Frequently asked questions
What is OAuth redirect_uri manipulation?
It is an attack where the authorization server validates the redirect_uri loosely, so an attacker can change it and have the authorization code or token delivered to a server they control. In the OAuth 2.0 authorization code flow the server sends the code back to the redirect_uri, so whoever that URL points at receives the code. If the check is not an exact match against a registered URL, the attacker redirects the code to their own host and takes over the account.
How does an attacker exploit a loose redirect_uri check?
They craft an authorize URL with a tampered callback and trick a logged in user into opening it.

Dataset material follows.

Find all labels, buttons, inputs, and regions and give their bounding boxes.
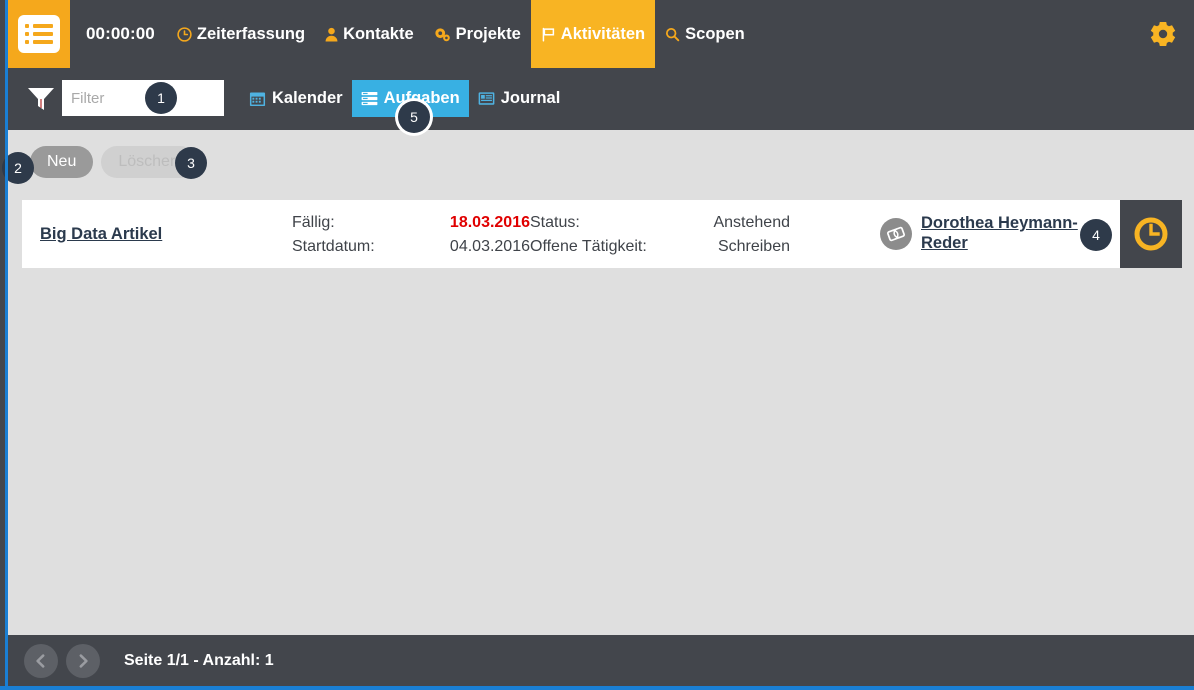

Common failures: prefix or substring matching that accepts https://acme-notes.com.evil.example/callback, wildcards like https://*.acme-notes.com/callback on a subdomain they control, no registered value to match against, or an open redirect on the legitimate host that bounces the code onward even when matching is exact. In each case the code lands on the attacker’s server.
Do PKCE and state stop redirect_uri manipulation?
They help but do not fully fix it. State stops cross site request forgery on the callback but does nothing about where the code is delivered. PKCE binds the code to a secret the real client holds, so a leaked code is harder to exchange, but in a public browser client the verifier can leak through the same channel the code does, and PKCE does not help when the attacker runs script on a matched host through a chained open redirect. Treat both as layers, not as the fix.
How do you prevent OAuth redirect_uri manipulation?
Match the full registered redirect URI exactly, byte for byte, with no prefix checks or wildcards. Register complete URIs with scheme, host, port, and path, and never accept a request with no registered value. Audit every endpoint on any host that holds a valid callback and remove open redirects, since one open redirect reopens the bug even with exact matching. Add PKCE and state as extra layers, and prefer the authorization code flow with strict matching over returning tokens in a redirect.